Der Kläger ist durch die Privatisierung des Offenbacher Weihnachtsmarkts nicht rechtswidrig in seiner Rechtsposition betroffen. Abgesehen davon, dass er seinen Imbissbetrieb erst 2004 erworben hat und erstmals zum Weihnachtsmarkt 2004 als Marktbeschicker aufgetreten ist, nachdem aufgrund des damaligen Gesetzentwurfs der Landesregierung zur Änderung der Hessischen Gemeindeordnung und anderer Gesetze vom 6. Juli 2004 (LT-Drucksache 16/2463) damit zu rechnen war, dass die vorher fehlende Subsidiaritätsregelung durch Änderung des § 121 HGO eingeführt werden würde, hat er durch die Privatisierung auch keine schwer wiegenden Nachteile erlitten. Zwar zeigen die von ihm gegen die Beigeladene zu 2. erwirkten rechtskräftigen Urteile des Landgerichts Darmstadt vom 15. November 2004 - 20 O 446/04 - (Bd. II Bl. 524 ff.
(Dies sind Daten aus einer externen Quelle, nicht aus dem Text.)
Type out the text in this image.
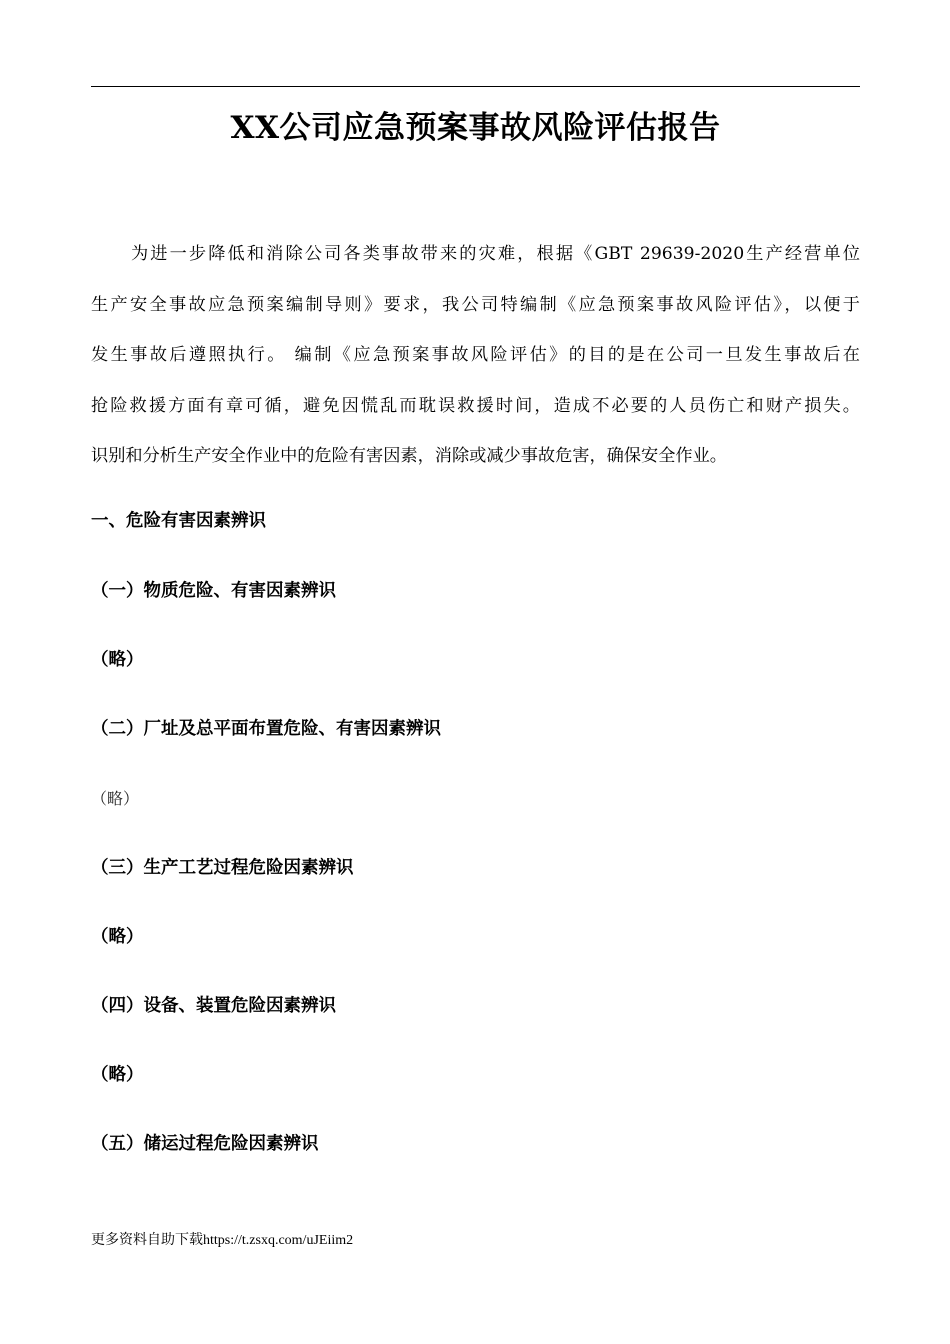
XX公司应急预案事故风险评估报告
为进一步降低和消除公司各类事故带来的灾难，根据《GBT 29639-2020生产经营单位
生产安全事故应急预案编制导则》要求，我公司特编制《应急预案事故风险评估》，以便于
发生事故后遵照执行。 编制《应急预案事故风险评估》的目的是在公司一旦发生事故后在
抢险救援方面有章可循，避免因慌乱而耽误救援时间，造成不必要的人员伤亡和财产损失。
识别和分析生产安全作业中的危险有害因素，消除或减少事故危害，确保安全作业。
一、危险有害因素辨识
（一）物质危险、有害因素辨识
（略）
（二）厂址及总平面布置危险、有害因素辨识
（略）
（三）生产工艺过程危险因素辨识
（略）
（四）设备、装置危险因素辨识
（略）
（五）储运过程危险因素辨识
更多资料自助下载https://t.zsxq.com/uJEiim2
BA) und vom 14. Juni 2006 - 20 O 312/05 - (letzteres bestätigt durch Urteil des OLG F-Stadt, Bd. II Bl. 238 ff. GA), dass der Kläger bei der Vergabe von Standplätzen durch die Beigeladene zu 2. nicht immer korrekt behandelt worden ist, was durchaus an einem Interessenkonflikt der für diese Beigeladene handelnden Personen liegen könnte. Die zitierten Urteile überzeugen den Senat jedoch auch davon, dass der Kläger dagegen im Zivilrechtsweg angemessenen Rechtsschutz erlangt hat und bei einer Wiederholung entsprechender Vorfälle erlangen kann. Dass die Rechtsbeziehungen zwischen ihm und der Beigeladenen zu 2. rein zivilrechtlicher Natur und deswegen die §§ 20 f. HVwVfG nicht anwendbar sind, liegt in der Natur der Sache. Wenn der Kläger deswegen auch keinen institutionalisierten Schutz vor einer Entscheidung durch voreingenommene Personen hat, kann er doch gegen sachlich ungerechtfertigte Entscheidungen der Beigeladenen zu 2. auch künftig angemessenen gerichtlichen Rechtsschutz im Zivilrechtsweg finden. Einen Anspruch darauf, dass die Beklagte die erfolgte Privatisierung des Weihnachtsmarkts wegen möglicher Befangenheit der Entscheidungsträger der Beigeladenen zu 2. rückgängig macht, hat der Kläger jedenfalls nicht. Denn die Entscheidungen der Gemeinden darüber, ob sie Maßnahmen der Daseinsvorsorge selbst wahrnehmen oder durch private Dritte wahrnehmen lassen, werden ausschließlich im öffentlichen Interesse getroffen und nicht im Individualinteresse davon betroffener Privatpersonen.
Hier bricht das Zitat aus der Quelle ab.